CINGSA lawyer Matt Findley concluded that “all of the City’s cited decisions only show that some courts in the United States have concluded that specific deeds conveying a specific type of mineral right do not also convey or reserve storage rights. These conclusions provide little guidance here, particularly given that the outcome here is governed not by simple deed language, but by the Alaska Land Act.”

Under Chapter 35 of Alaska statute, the state reserves mineral rights for itself when it grants surface land to municipalities, as it granted Kenai the land within CINGSA’s boundary in 1964 and 1977. The list of rights reserved in Alaska’s mineral estate do not explicitly include gas storage rights. CIRI, CINGSA, and Alaska have argued that gas storage is implied in these listed rights by the context of the statute.

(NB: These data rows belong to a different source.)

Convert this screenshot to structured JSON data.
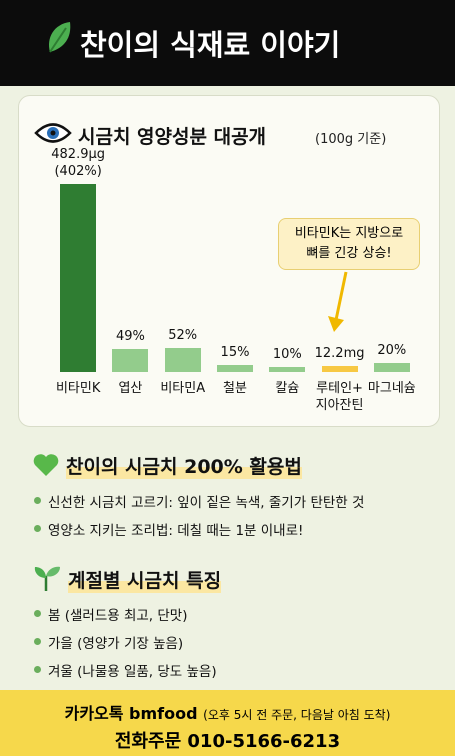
{
  "header": {
    "title": "찬이의 식재료 이야기"
  },
  "chart_data": {
    "type": "bar",
    "title": "시금치 영양성분 대공개",
    "subtitle": "(100g 기준)",
    "categories": [
      "비타민K",
      "엽산",
      "비타민A",
      "철분",
      "칼슘",
      "루테인+\n지아잔틴",
      "마그네슘"
    ],
    "values": [
      402,
      49,
      52,
      15,
      10,
      12.2,
      20
    ],
    "value_labels": [
      "482.9μg\n(402%)",
      "49%",
      "52%",
      "15%",
      "10%",
      "12.2mg",
      "20%"
    ],
    "colors": [
      "#2f7d32",
      "#93cc8c",
      "#93cc8c",
      "#93cc8c",
      "#93cc8c",
      "#f7c843",
      "#93cc8c"
    ],
    "annotation": "비타민K는 지방으로\n뼈를 긴강 상승!"
  },
  "tips": {
    "title": "찬이의 시금치 200% 활용법",
    "items": [
      "신선한 시금치 고르기: 잎이 짙은 녹색, 줄기가 탄탄한 것",
      "영양소 지키는 조리법: 데칠 때는 1분 이내로!"
    ]
  },
  "seasons": {
    "title": "계절별 시금치 특징",
    "items": [
      "봄 (샐러드용 최고, 단맛)",
      "가을 (영양가 기장 높음)",
      "겨울 (나물용 일품, 당도 높음)"
    ]
  },
  "footer": {
    "line1": "카카오톡 bmfood",
    "line1_note": "(오후 5시 전 주문, 다음날 아침 도착)",
    "line2": "전화주문 010-5166-6213"
  }
}
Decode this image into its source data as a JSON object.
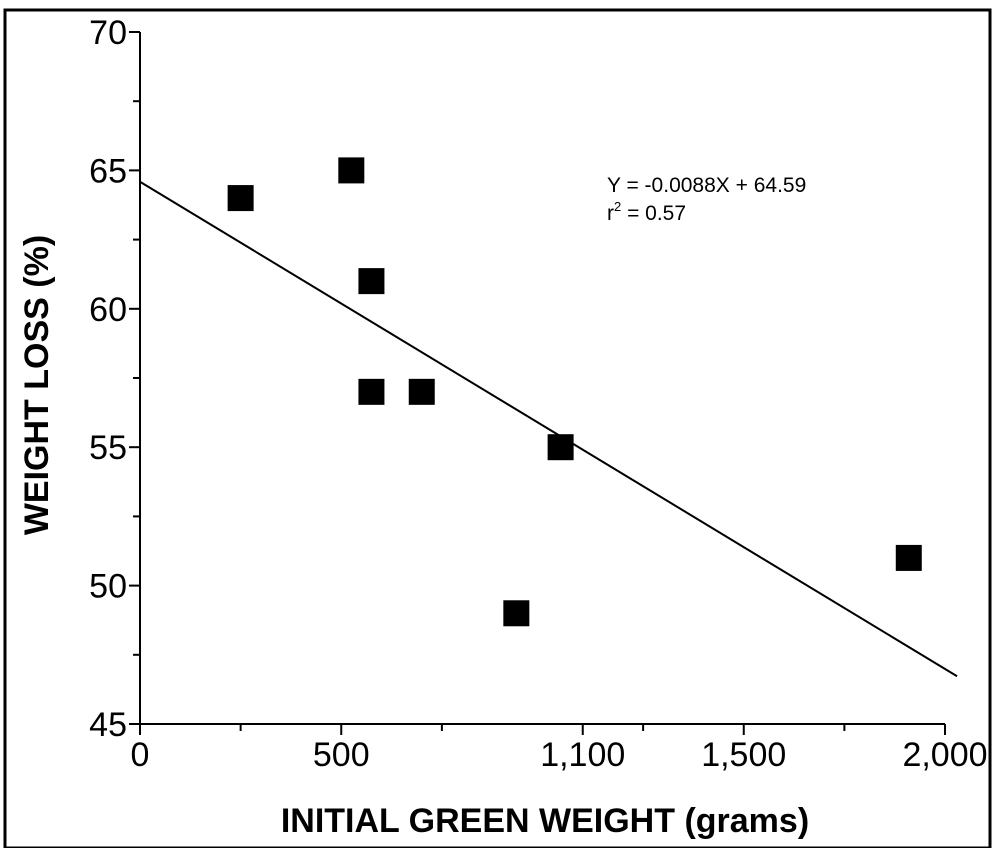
{
  "chart_data": {
    "type": "scatter",
    "title": "",
    "xlabel": "INITIAL GREEN WEIGHT (grams)",
    "ylabel": "WEIGHT LOSS (%)",
    "xlim": [
      0,
      2000
    ],
    "ylim": [
      45,
      70
    ],
    "x_ticks": [
      0,
      500,
      1100,
      1500,
      2000
    ],
    "x_tick_labels": [
      "0",
      "500",
      "1,100",
      "1,500",
      "2,000"
    ],
    "x_minor_ticks": [
      250,
      750,
      1250,
      1750
    ],
    "y_ticks": [
      45,
      50,
      55,
      60,
      65,
      70
    ],
    "y_tick_labels": [
      "45",
      "50",
      "55",
      "60",
      "65",
      "70"
    ],
    "y_minor_ticks": [
      47.5,
      52.5,
      57.5,
      62.5,
      67.5
    ],
    "grid": false,
    "points": [
      {
        "x": 250,
        "y": 64
      },
      {
        "x": 525,
        "y": 65
      },
      {
        "x": 575,
        "y": 61
      },
      {
        "x": 575,
        "y": 57
      },
      {
        "x": 700,
        "y": 57
      },
      {
        "x": 935,
        "y": 49
      },
      {
        "x": 1045,
        "y": 55
      },
      {
        "x": 1910,
        "y": 51
      }
    ],
    "regression": {
      "slope": -0.0088,
      "intercept": 64.59,
      "x_start": 0,
      "x_end": 2030
    },
    "annotation": {
      "equation": "Y = -0.0088X + 64.59",
      "r2_prefix": "r",
      "r2_sup": "2",
      "r2_suffix": " = 0.57"
    },
    "marker_color": "#000000",
    "line_color": "#000000"
  }
}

Demerest argued that gas storage rights are included in the state’s reservation by the intent of the 1959 Alaska Land Act, which she said the statute codifies. In a previous case, the Alaska Supreme Court interpreted the Land Act’s purpose to be “provid(ing) for orderly oil and gas leasing that maximizes the state return on its oil and gas resources.” Demerest wrote in her brief that gas storage is included under the statute’s listing in the mineral reservation of “generally all rights and power in, to, and over said land, whether herein expressed or not, reasonably necessary and convenient to render beneficial and efficient the complete enjoyment of the property and rights hereby expressly reserved.”

CINGSA’s lawyer Matt Findley wrote that the reservation of mineral rights statute should be read in context of a later statute provision allowing the state to authorize gas storage. Findley wrote that this authorization “encompasses lands where the State has conveyed the surface and retains only the Reserved Rights,” as is the case in Kenai’s contested land.

Findley wrote that the state has previously treated gas storage as part of its mineral estate, giving a gas storage lease to Marathon Oil Company for the Kenai Gas Field in 2006.

Falconer also argued was that pore space was excluded from the state’s reserved mineral rights by the definition of mineral — which he said cannot include pore space in which minerals are absent.

In response to a question from Justice Peter Maassen, who asked whether Falconer considered the definition of ‘mineral’ to include the sandstone in which CINGSA stores gas, Falconer said that what makes CINGSA’s storage possible is not the sandstone itself but the space within the sandstone. Because this empty space is not a mineral, it is separate from the mineral estate belonging to Alaska and CIRI.

“Sandstone is included (in the state’s reserved mineral rights), and it’s there, but what makes gas storage possible is the absence of what was reserved: a mineral — gas — that’s been removed,” Falconer said. “So it’s the absence of something that allows this activity to occur.”

In opposition to Falconer, CIRI’s lawyer Kate Demerest proposed a less porous definition of “mineral.”

“As many courts have recognized, the term ‘mineral’ is broad and ambiguous and can be interpreted to include everything inorganic. The sands in which natural gas flows, and the gas itself, are plainly “minerals” under any reading of that term,” Demerest wrote in her brief. “Reservation of minerals must include reservation of subsurface sand formations in their entirety, including the tiny spaces within the sands. This is especially true where this pore space is not empty, but rather, still contains native natural gas belonging to the mineral owner… There are never “empty spaces” in the sands.”

Hutchins backed up Demerest’s definition by rejecting the term “pore space” as a misleading description of the sandstone pores, which he wrote contain a mixture of air and gas, a recognized mineral.